On the subject of what makes a speedrun interesting, it should need to involve some creativity. An exit switch that can be pressed from the player start position clearly doesn't qualify from that viewpoint. A route that, e.g., features a keygrab that enables a player to reach a point where a cyberdemon will open a door for him (from the 'wrong' side), so that he can then reach a position where an archie blast together with a rocket boost will enable the player to make a death slide along a raised linedef under a locked door to reach the exit line, will be somewhat more interesting.
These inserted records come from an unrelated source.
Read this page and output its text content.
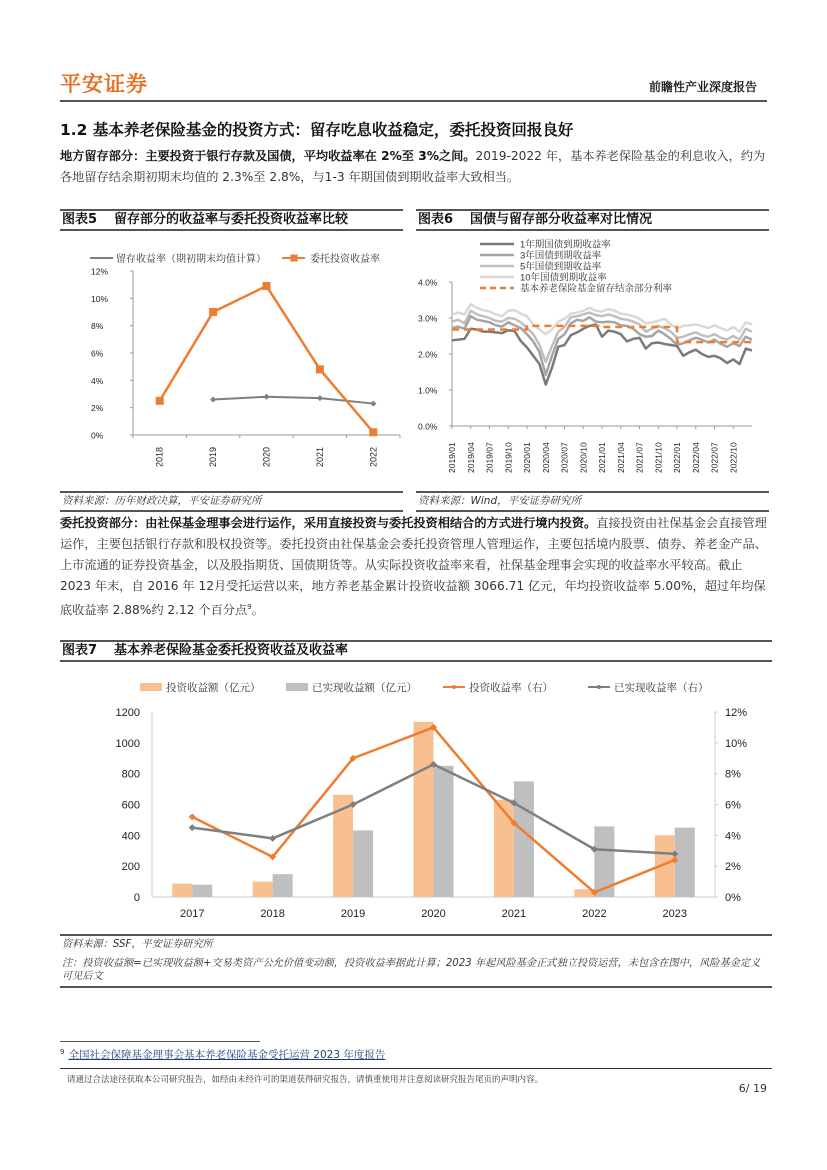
平安证券	前瞻性产业深度报告
1.2 基本养老保险基金的投资方式：留存吃息收益稳定，委托投资回报良好
地方留存部分：主要投资于银行存款及国债，平均收益率在 2%至 3%之间。2019-2022 年，基本养老保险基金的利息收入，约为各地留存结余期初期末均值的 2.3%至 2.8%，与1-3 年期国债到期收益率大致相当。
图表5 留存部分的收益率与委托投资收益率比较
0%
2%
4%
6%
8%
10%
12%
2018	2019	2020	2021	2022
留存收益率（期初期末均值计算）	委托投资收益率
资料来源：历年财政决算，平安证券研究所
图表6 国债与留存部分收益率对比情况
0.0%
1.0%
2.0%
3.0%
4.0%
2019/01 2019/04 2019/07 2019/10 2020/01 2020/04 2020/07 2020/10 2021/01 2021/04 2021/07 2021/10 2022/01 2022/04 2022/07 2022/10
1年期国债到期收益率
3年国债到期收益率
5年国债到期收益率
10年国债到期收益率
基本养老保险基金留存结余部分利率
资料来源：Wind，平安证券研究所
委托投资部分：由社保基金理事会进行运作，采用直接投资与委托投资相结合的方式进行境内投资。直接投资由社保基金会直接管理运作，主要包括银行存款和股权投资等。委托投资由社保基金会委托投资管理人管理运作，主要包括境内股票、债券、养老金产品、上市流通的证券投资基金，以及股指期货、国债期货等。从实际投资收益率来看，社保基金理事会实现的收益率水平较高。截止2023 年末，自 2016 年 12月受托运营以来，地方养老基金累计投资收益额 3066.71 亿元，年均投资收益率 5.00%，超过年均保底收益率 2.88%约 2.12 个百分点$^9$。
图表7 基本养老保险基金委托投资收益及收益率
0
200
400
600
800
1000
1200
0%
2%
4%
6%
8%
10%
12%
2017	2018	2019	2020	2021	2022	2023
投资收益额（亿元）	已实现收益额（亿元）	投资收益率（右）	已实现收益率（右）
资料来源：SSF，平安证券研究所
注：投资收益额=已实现收益额+交易类资产公允价值变动额，投资收益率据此计算；2023 年起风险基金正式独立投资运营，未包含在图中，风险基金定义可见后文
$^9$ 全国社会保障基金理事会基本养老保险基金受托运营 2023 年度报告
请通过合法途径获取本公司研究报告，如经由未经许可的渠道获得研究报告，请慎重使用并注意阅读研究报告尾页的声明内容。
6/ 19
By deliberately leaving rather simple methods to exit the maps, I feel Huy showed bad judgement. It basically killed the Speed category in these maps, since it leaves them as very uninteresting routes. It's just a case of looking for a relevant sector in an editor, and then finding how to reach it most quickly. It's hardly even worth spending time trying to optimize the running, since the resulting demo won't be good to watch in any case. I recorded a few essentially as bug demos, and expected that they would be treated as such.
This error was probably a result of Huy wanting to make the maps Speed-friendly, but not being a speedrunner himself. An excellent example of a Speed-friendly megawad is Kama Sutra, which was created by two highly experienced Compet-n players. They left all sorts of shortcut possibilities (mostly intentional, some perhaps not), and left it to the players to work out which were useful, and how they should be used together for best effect. Some were just a bit too simple though, and the best maps in this respect were the ones where there was some monster resistance to overcome, thus complicating the task of assessing the best route. Leeds Castle was a nice example.
Another very Speed-friendly megawad is Icarus, where the shortcut themes were mostly unintended. In a few cases the suicide exit possibilities do render the route trivial, but in many they open up some extremely interesting route ideas. See maps 19, 22 and 28, for instance (or just watch the ic30 TAS run). TVR! also falls into a similar category.